Cependant, nous avons déjà noté que la restitution des parcelles en nature par les demandeurs au défendeur 4 n'est pas possible, puisque l'administrateur a repris les parcelles conformément à son autorité en vertu des contrats de location. Dans un tel cas, selon l'article 21 de la Loi sur les contrats, les demandeurs doivent « lui verser la valeur de ce qu'il a reçu », et selon l'article 31 de la Loi sur les contrats, le tribunal peut l'exempter de la restitution, « s'il juge justifié de le faire, et dans les conditions qu'il juge appropriées, d'exempter une partie de l'obligation prévue par l'article 21, en tout ou en partie, et dans la mesure où une partie a rempli son obligation en vertu du contrat, d'obliger l'autre partie à remplir la contre-obligation, en tout ou en partie », selon les termes de l'article 31 de la loi sur les contrats (voir plus : l'affaire Sigal Faraj-Geshuri).

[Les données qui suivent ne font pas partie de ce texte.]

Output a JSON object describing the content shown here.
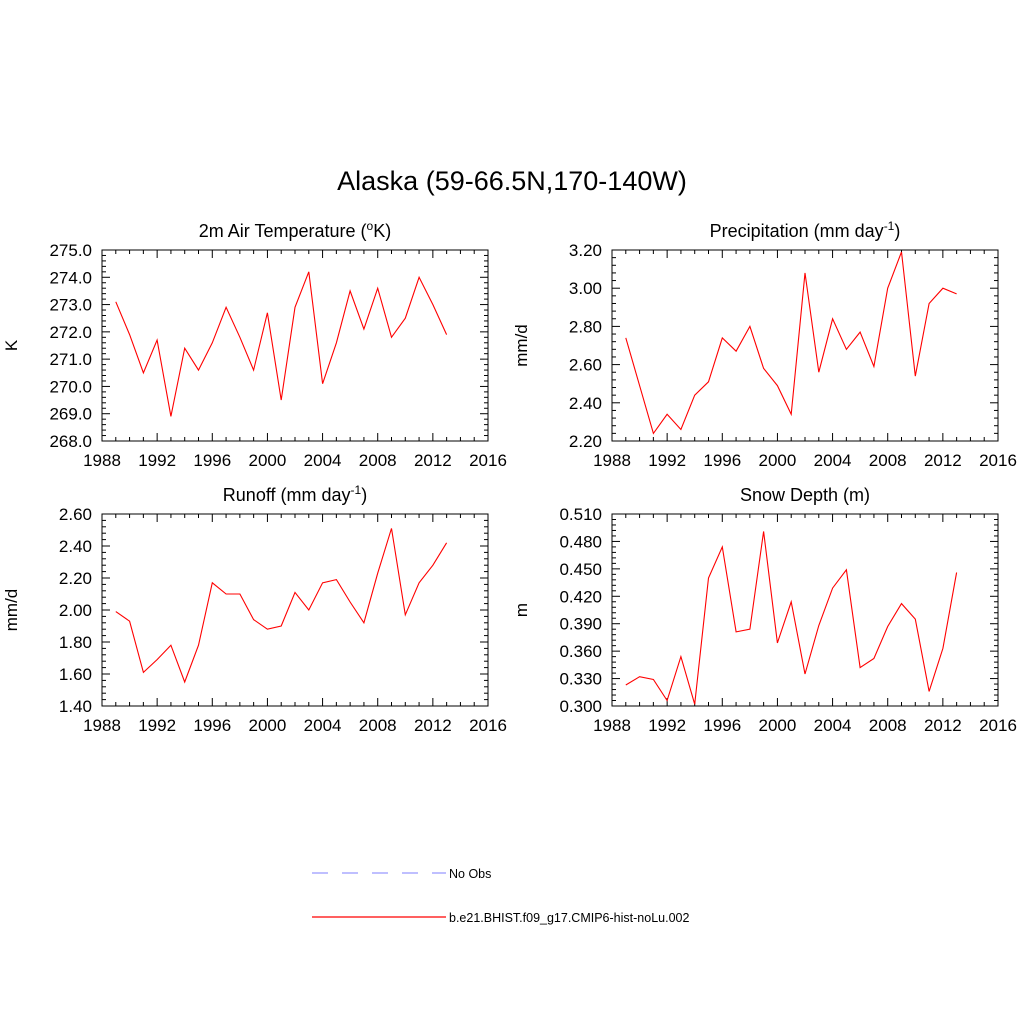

À mon avis, dans notre affaire, comme je l'ai noté au début du chapitre « Les dommages-intérêts des demandeurs et les recours auxquels ils ont pétitionné », l'application des dispositions de l'article 21 et de l'article 9(a) de la loi sur les contrats (recours), et alternativement l'application de l'article 31 de la loi sur les contrats, conduit à la conclusion que l'exigence de réciprocité de la restitution doit être déviée.

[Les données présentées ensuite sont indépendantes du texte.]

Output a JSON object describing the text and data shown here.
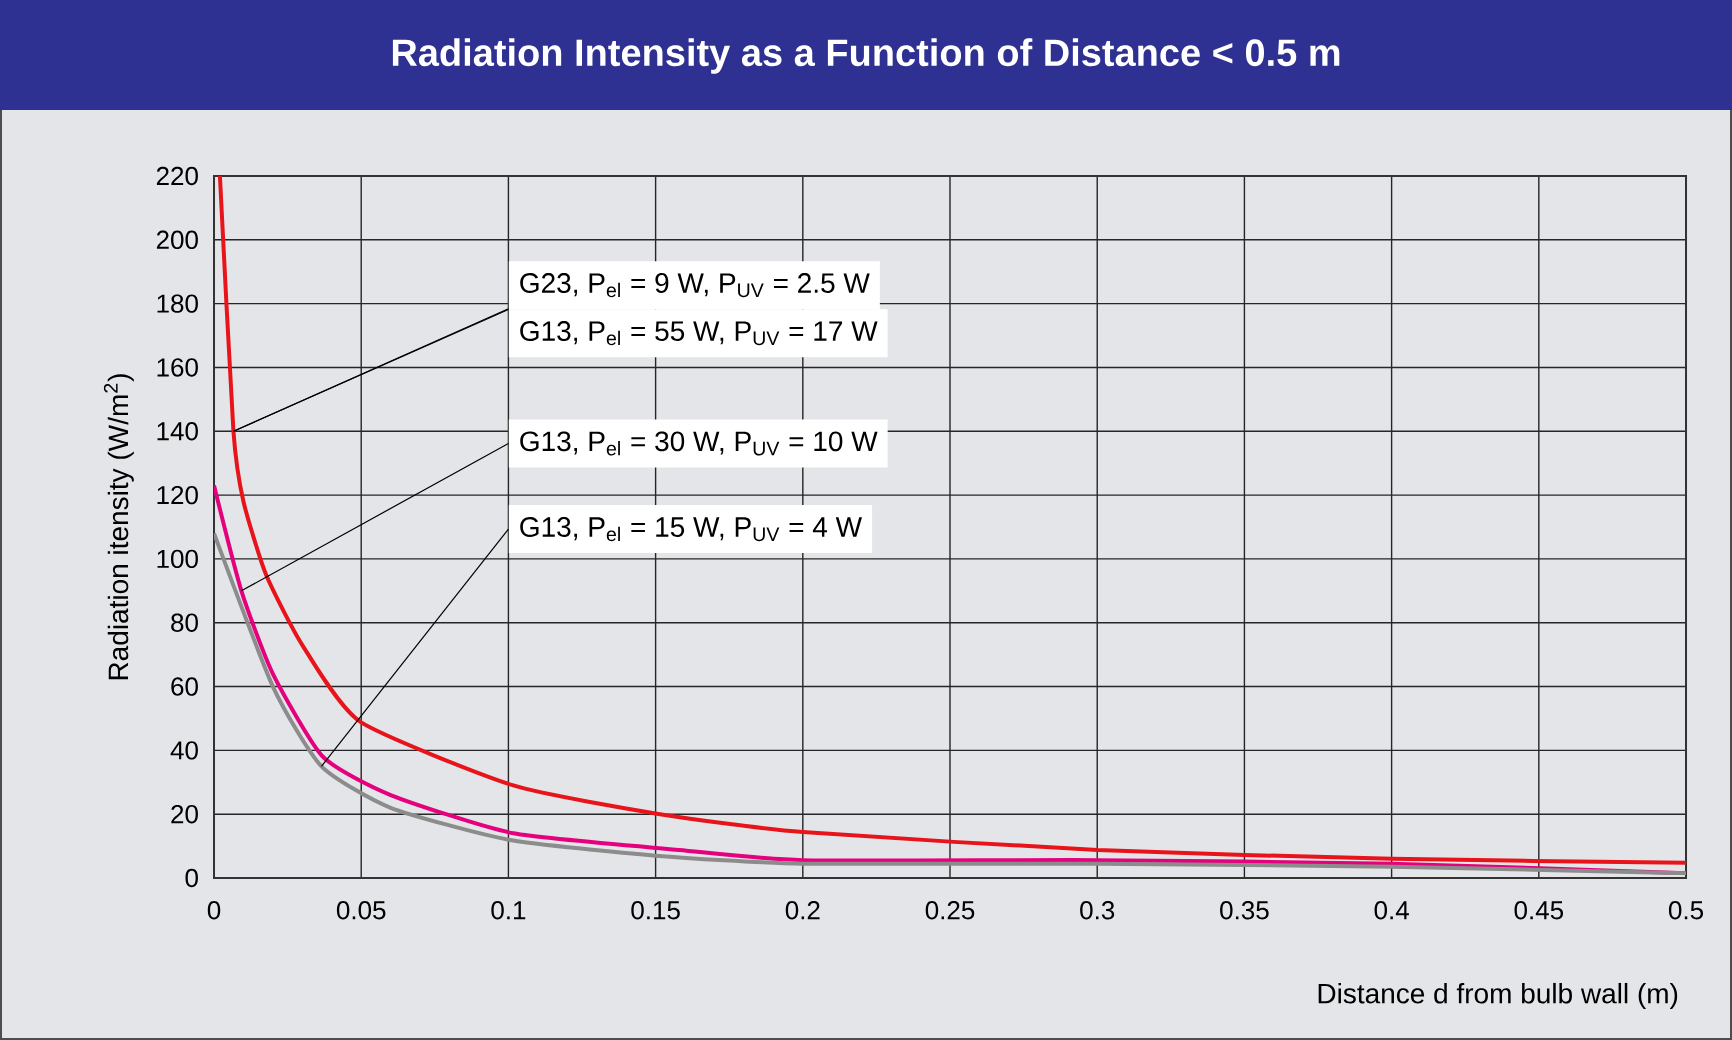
{
  "chart_data": {
    "type": "line",
    "title": "Radiation Intensity as a Function of Distance < 0.5 m",
    "xlabel": "Distance d from bulb wall (m)",
    "ylabel": "Radiation itensity (W/m$^{2}$)",
    "xlim": [
      0,
      0.5
    ],
    "ylim": [
      0,
      220
    ],
    "xticks": [
      0,
      0.05,
      0.1,
      0.15,
      0.2,
      0.25,
      0.3,
      0.35,
      0.4,
      0.45,
      0.5
    ],
    "yticks": [
      0,
      20,
      40,
      60,
      80,
      100,
      120,
      140,
      160,
      180,
      200,
      220
    ],
    "grid": true,
    "marker": "none",
    "line_style": "solid",
    "series": [
      {
        "color": "#e8141b",
        "x": [
          0.002,
          0.0066,
          0.01,
          0.0177,
          0.03,
          0.0496,
          0.1017,
          0.1515,
          0.2,
          0.3,
          0.4,
          0.5
        ],
        "values": [
          220,
          140,
          118,
          95,
          73,
          49,
          29,
          20,
          14.4,
          8.8,
          6,
          4.8
        ]
      },
      {
        "color": "#e5007d",
        "x": [
          0,
          0.0093,
          0.02,
          0.037,
          0.06,
          0.1017,
          0.158,
          0.2,
          0.3,
          0.4,
          0.5
        ],
        "values": [
          123,
          90,
          64,
          38,
          26,
          14,
          8.8,
          5.6,
          5.6,
          4.5,
          1.5
        ]
      },
      {
        "color": "#8c8c8c",
        "x": [
          0,
          0.02,
          0.0365,
          0.06,
          0.1,
          0.15,
          0.2,
          0.3,
          0.4,
          0.5
        ],
        "values": [
          108,
          60,
          35,
          22,
          12,
          7,
          4.5,
          4.5,
          3.5,
          1.5
        ]
      }
    ],
    "annotations": [
      {
        "text": "G23, P$_{el}$ = 9 W, P$_{UV}$ = 2.5 W",
        "x": 0.0066,
        "y": 140
      },
      {
        "text": "G13, P$_{el}$ = 55 W, P$_{UV}$ = 17 W",
        "x": 0.0066,
        "y": 140
      },
      {
        "text": "G13, P$_{el}$ = 30 W, P$_{UV}$ = 10 W",
        "x": 0.0093,
        "y": 90
      },
      {
        "text": "G13, P$_{el}$ = 15 W, P$_{UV}$ = 4 W",
        "x": 0.0365,
        "y": 35
      }
    ]
  }
}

En d'autres termes, selon l'article 21 de la loi sur les contrats, chacun des demandeurs doit restituer au défendeur 4 « la valeur de ce qu'il a reçu » (ce qui s'applique à l'article 9(a) de la loi sur les contrats (recours) ; À comparer plus tard : Section 2 de la Loi sur l'enrichissement injustifié, 5739-1979). La règle est la restitution après l'annulation d'un contrat, et en dessous de celle-ci se trouvent les deux autres options, l'exemption de restitution et l'accomplissement des obligations, dans un ratio horizontal (Civil Appeal 701/87 Biham c. Ben Yosef, IsrSC 44(1) 4, 17 (1989) ; L'affaire Tendler). Dans notre affaire, à la lumière du principe de restitution, chacun des demandeurs a reçu un certain montant de compensation du gestionnaire ainsi qu'un droit d'initiation qu'il a exercé (Investigation of the Transfer of the Place of Audience, p. 289, paras. 3-12). Il s'agit de la valeur économique de la ressource ou du bénéfice que les demandeurs ont tiré des parcelles de terrain qu'ils ont reçues. Par conséquent, chacun des demandeurs doit restituer au défendeur 4 la valeur cumulée de l'indemnisation et le droit d'initiation qu'il a reçus (ci-après : le « montant cumulatif »), et en effet, déduire le montant cumulatif du montant que chacun des demandeurs a versé au défendeur 4 par le biais du transfert du lieu d'audience Goren.